“An excellent run that cuts through old logging land and follows a creek with many waterfalls.
— Charles Pulse
Birding · Cave · Fall Colors · River/Creek · Views · Waterfall · Wildflowers
This run is located in the Virgin Falls Designated State Natural Area. This area is a Tennessee natural-scientific area located in White County, Tennessee. The natural area is named for Virgin Falls, which is formed by an underground stream that emerges from a cave, then drops over a 110-foot high cliff before disappearing into another cave at the bottom of the sink. The area is noted for its unique geological features and several waterfalls including Virgin Falls, Big Laurel Falls, and Big Branch Falls. There are other points of interest also, such as caves and a scenic overlook.
Need to Know
Summers can be hot but there are caves along the trail that offer a cool down and rest spot. Take plenty of water or a good water filtration system.
The trail is rough and at some points very narrow, so care should be taken, especially with young runners. Consider this route a strenuous run.
This route is composed of the combination of two trails, the Virgin Falls Trail
and the Virgin Falls Loop Trail
. The trailhead for the Virgin Falls Trail
is located on the north end of the parking lot and is clearly designated with signs.
The trail cuts across a forest, quickly meeting up with Big Laurel Creek.
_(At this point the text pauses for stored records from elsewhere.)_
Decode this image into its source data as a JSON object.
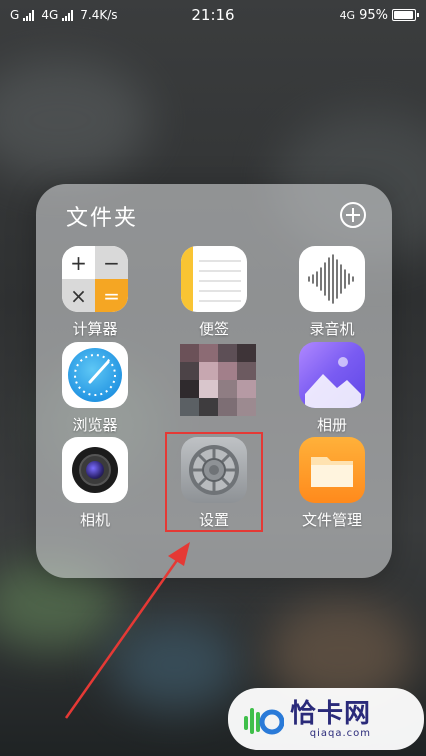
{
  "status_bar": {
    "carrier1": "G",
    "carrier2": "4G",
    "speed": "7.4K/s",
    "time": "21:16",
    "network": "4G",
    "battery": "95%",
    "battery_level": 0.95
  },
  "folder": {
    "title": "文件夹",
    "apps": [
      {
        "label": "计算器",
        "icon": "calculator-icon"
      },
      {
        "label": "便签",
        "icon": "notes-icon"
      },
      {
        "label": "录音机",
        "icon": "recorder-icon"
      },
      {
        "label": "浏览器",
        "icon": "browser-icon"
      },
      {
        "label": "",
        "icon": "obscured-app-icon"
      },
      {
        "label": "相册",
        "icon": "gallery-icon"
      },
      {
        "label": "相机",
        "icon": "camera-icon"
      },
      {
        "label": "设置",
        "icon": "settings-icon"
      },
      {
        "label": "文件管理",
        "icon": "files-icon"
      }
    ]
  },
  "watermark": {
    "name": "恰卡网",
    "url": "qiaqa.com"
  },
  "colors": {
    "highlight": "#e53935",
    "accent_orange": "#f5a623"
  }
}
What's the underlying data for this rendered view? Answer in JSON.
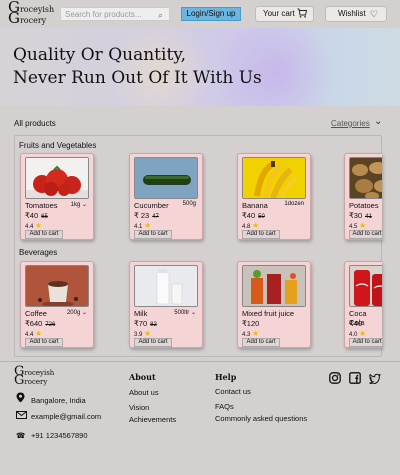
{
  "header": {
    "logo_line1": "Groceyish",
    "logo_line2": "rocery",
    "search_placeholder": "Search for products...",
    "login_label": "Login/Sign up",
    "cart_label": "Your cart",
    "wishlist_label": "Wishlist"
  },
  "hero": {
    "line1": "Quality Or Quantity,",
    "line2": "Never Run Out Of It With Us"
  },
  "products": {
    "all_label": "All products",
    "categories_label": "Categories",
    "sections": [
      {
        "title": "Fruits and Vegetables",
        "items": [
          {
            "name": "Tomatoes",
            "qty": "1kg",
            "price": "₹40",
            "mrp": "65",
            "rating": "4.4",
            "add": "Add to cart"
          },
          {
            "name": "Cucumber",
            "qty": "500g",
            "price": "₹ 23",
            "mrp": "47",
            "rating": "4.1",
            "add": "Add to cart"
          },
          {
            "name": "Banana",
            "qty": "1dozen",
            "price": "₹40",
            "mrp": "50",
            "rating": "4.8",
            "add": "Add to cart"
          },
          {
            "name": "Potatoes",
            "qty": "",
            "price": "₹30",
            "mrp": "41",
            "rating": "4.5",
            "add": "Add to cart"
          }
        ]
      },
      {
        "title": "Beverages",
        "items": [
          {
            "name": "Coffee",
            "qty": "200g",
            "price": "₹640",
            "mrp": "726",
            "rating": "4.4",
            "add": "Add to cart"
          },
          {
            "name": "Milk",
            "qty": "500ltr",
            "price": "₹70",
            "mrp": "82",
            "rating": "3.9",
            "add": "Add to cart"
          },
          {
            "name": "Mixed fruit juice",
            "qty": "",
            "price": "₹120",
            "mrp": "",
            "rating": "4.3",
            "add": "Add to cart"
          },
          {
            "name": "Coca Cola",
            "qty": "",
            "price": "₹40",
            "mrp": "",
            "rating": "4.0",
            "add": "Add to cart"
          }
        ]
      }
    ]
  },
  "footer": {
    "logo_line1": "Groceyish",
    "logo_line2": "rocery",
    "address": "Bangalore, India",
    "email": "example@gmail.com",
    "phone": "+91 1234567890",
    "about_title": "About",
    "about_links": [
      "About us",
      "Vision",
      "Achievements"
    ],
    "help_title": "Help",
    "help_links": [
      "Contact us",
      "FAQs",
      "Commonly asked questions"
    ],
    "social": [
      "instagram-icon",
      "facebook-icon",
      "twitter-icon"
    ]
  }
}
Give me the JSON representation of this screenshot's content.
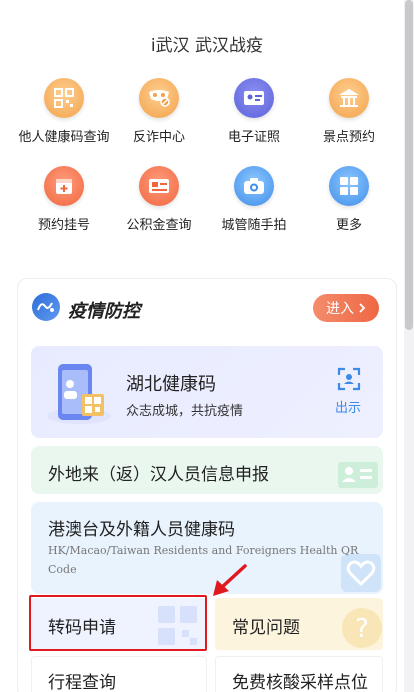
{
  "app": {
    "title": "i武汉 武汉战疫"
  },
  "services_row1": [
    {
      "label": "他人健康码查询",
      "icon": "qr-code-icon"
    },
    {
      "label": "反诈中心",
      "icon": "anti-fraud-mask-icon"
    },
    {
      "label": "电子证照",
      "icon": "id-card-icon"
    },
    {
      "label": "景点预约",
      "icon": "pavilion-icon"
    }
  ],
  "services_row2": [
    {
      "label": "预约挂号",
      "icon": "hospital-calendar-icon"
    },
    {
      "label": "公积金查询",
      "icon": "fund-card-icon"
    },
    {
      "label": "城管随手拍",
      "icon": "camera-icon"
    },
    {
      "label": "更多",
      "icon": "grid-more-icon"
    }
  ],
  "epidemic": {
    "title": "疫情防控",
    "enter_label": "进入",
    "health_code": {
      "title": "湖北健康码",
      "subtitle": "众志成城，共抗疫情",
      "show_label": "出示"
    },
    "report": {
      "label": "外地来（返）汉人员信息申报"
    },
    "foreign": {
      "title": "港澳台及外籍人员健康码",
      "subtitle": "HK/Macao/Taiwan Residents and Foreigners Health QR Code"
    },
    "tiles": [
      {
        "label": "转码申请"
      },
      {
        "label": "常见问题"
      },
      {
        "label": "行程查询"
      },
      {
        "label": "免费核酸采样点位"
      }
    ]
  },
  "colors": {
    "accent": "#ef6744",
    "blue": "#3d8ae8",
    "highlight": "#e0191f"
  }
}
It then follows and crosses the creek to the first waterfall, Big Branch Falls. After a cable crossing of Big Laurel Creek, the trail narrows and stays high on the ravine for some distance. In this part, the trail crosses a boulder field and eventually meets back up with the creek. As the Big Laurel Creek flows downward, the trail follows the creek and becomes very narrow. It passes caves, several small rock houses and a junction to a side trail to an overlook at Martha's Pretty Point.
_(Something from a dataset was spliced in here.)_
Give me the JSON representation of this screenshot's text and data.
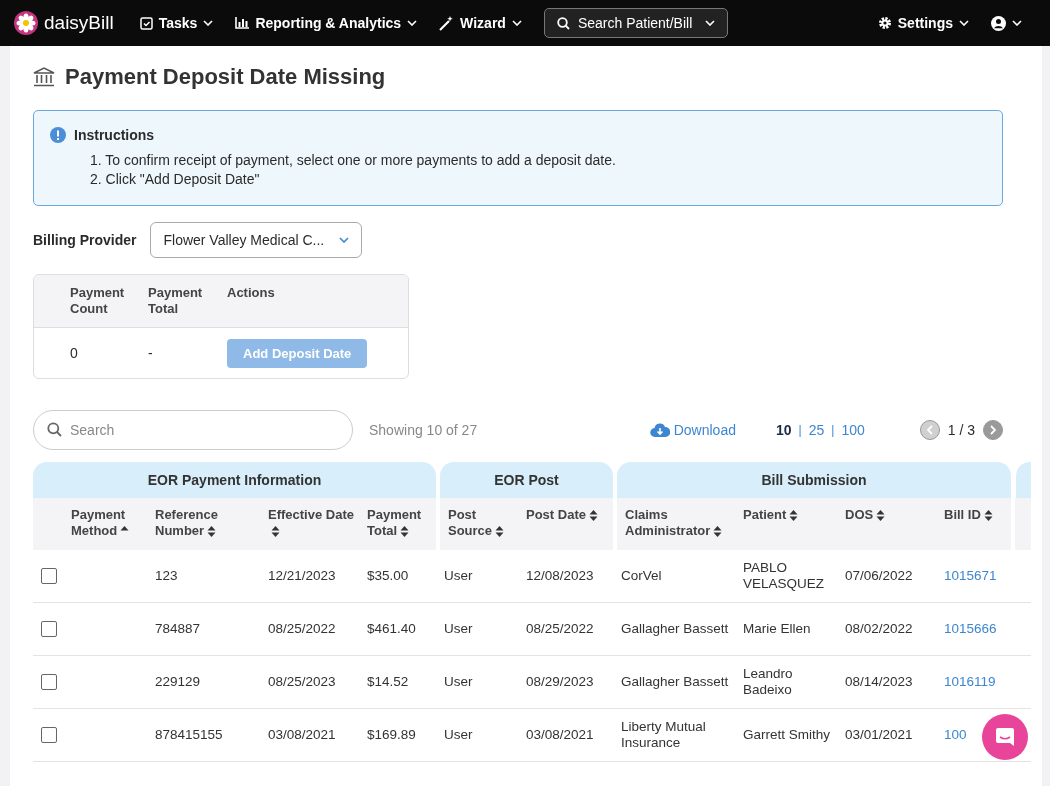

At about the 2 1/2 mile mark, the trail brings you to the base of Big Laurel Falls. Tent camping is available here, and this is a good place to camp. The trail continues away from Big Laurel Falls on and up the side of the ravine of the Caney Fork River. Continue on, and the trail will pass a couple of small caves and waterfalls. At the 3.4-mile mark, the Virgin Falls Trail
has a junction with the Virgin Falls Loop Trail
. The Virgin Falls Loop Trail
is a short loop trail which ties Virgin Falls as well as two other side trails to the Virgin Falls Trail
. Since this is a loop trail, it can be taken either clockwise or counterclockwise. The route is well marked with signs pointing in both directions of the loop. The counterclockwise direction goes toward the junction of a side trail to Sheep Cave, while the clockwise direction heads more directly to Virgin Falls.
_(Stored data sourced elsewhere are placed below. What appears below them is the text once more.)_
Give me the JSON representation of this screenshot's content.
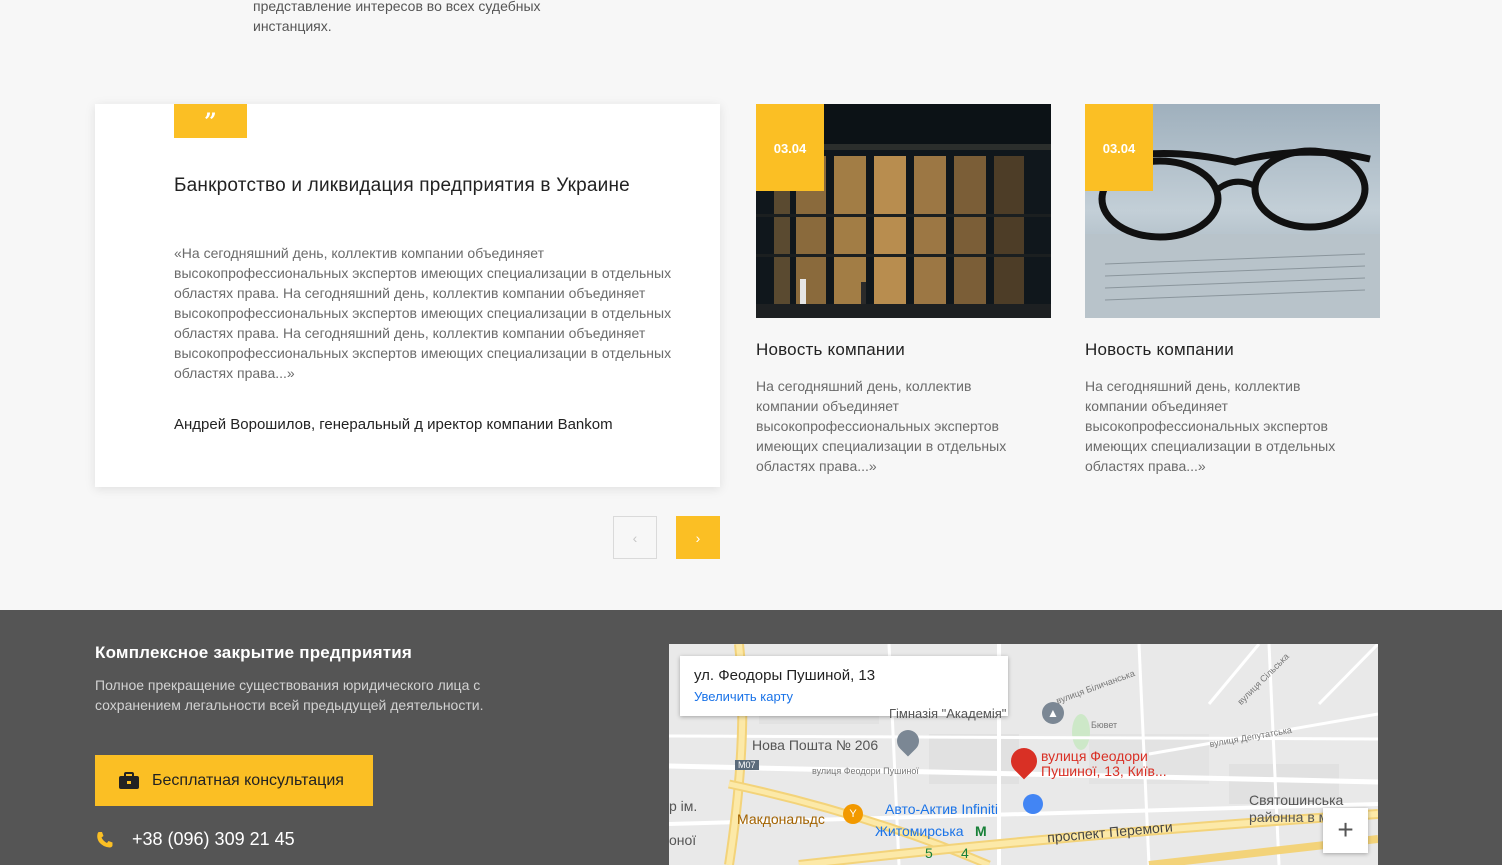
{
  "intro": {
    "text": "представление интересов во всех судебных инстанциях."
  },
  "quote": {
    "badge": "”",
    "title": "Банкротство и ликвидация предприятия в Украине",
    "text": "«На сегодняшний день, коллектив компании объединяет высокопрофессиональных экспертов имеющих специализации в отдельных областях права. На сегодняшний день, коллектив компании объединяет высокопрофессиональных экспертов имеющих специализации в отдельных областях права. На сегодняшний день, коллектив компании объединяет высокопрофессиональных экспертов имеющих специализации в отдельных областях права...»",
    "author": "Андрей Ворошилов, генеральный д иректор компании Bankom"
  },
  "news": [
    {
      "date": "03.04",
      "title": "Новость компании",
      "text": "На сегодняшний день, коллектив компании объединяет высокопрофессиональных экспертов имеющих специализации в отдельных областях права...»",
      "image": "building-photo"
    },
    {
      "date": "03.04",
      "title": "Новость компании",
      "text": "На сегодняшний день, коллектив компании объединяет высокопрофессиональных экспертов имеющих специализации в отдельных областях права...»",
      "image": "glasses-photo"
    }
  ],
  "slider": {
    "prev_icon": "‹",
    "next_icon": "›"
  },
  "footer": {
    "title": "Комплексное закрытие предприятия",
    "text": "Полное прекращение существования юридического лица с сохранением легальности всей предыдущей деятельности.",
    "consult_button": "Бесплатная консультация",
    "phone": "+38 (096) 309 21 45"
  },
  "map": {
    "address": "ул. Феодоры Пушиной, 13",
    "enlarge_link": "Увеличить карту",
    "labels": {
      "gymnasium": "Гімназія \"Академія\"",
      "nova_poshta": "Нова Пошта № 206",
      "m07": "М07",
      "street_feodory": "вулиця Феодори Пушиної",
      "pin_label": "вулиця Феодори Пушиної, 13, Київ...",
      "mcdonalds": "Макдональдс",
      "auto_aktiv": "Авто-Актив Infiniti",
      "zhytomyrska": "Житомирська",
      "metro": "M",
      "prospekt": "проспект Перемоги",
      "svyatoshynska": "Святошинська",
      "raion": "районна в місті К",
      "bilychanska": "вулиця Біличанська",
      "silska": "вулиця Сільська",
      "deputatska": "вулиця Депутатська",
      "buvet": "Бювет",
      "im": "р ім.",
      "onii": "оної",
      "num5": "5",
      "num4": "4"
    },
    "zoom_in": "+"
  },
  "colors": {
    "accent": "#fbbf24",
    "footer_bg": "#555555",
    "link": "#1a73e8",
    "pin": "#d93025"
  }
}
Taking the loop clockwise, the trail descends along a ridge toward the Caney Fork River. It levels out at the bottom of the ridge, crosses a creek, and arrives at Virgin Falls about a 1/2 mile from the loop trailhead. Tent camping is also available next to this waterfall. It is a beautiful waterfall in a beautiful setting but like most waterfalls, it is more spectacular during times of high rain. Traveling on in the clockwise direction, in a 1/2 mile, you'll reach the junction of a side trail to Sheep Cave and then to the junction of the Virgin Falls Trail
in another 1/3 mile.
From that point, follow the Virgin Falls Trail
for another 3.4 miles to the trail parking area.
Flora & Fauna
You will find a hardwood forest in the fern-dominated upper portion of the route. In the gorge, the vegetation changes to hemlock, maples, oaks, tulip poplar, hickories, buckeye, basswood, cherry, yellow birch, sycamore, and many more species. Mountain laurel, magnolia and several other shrubs (such as various wild blueberries) are common along the trail.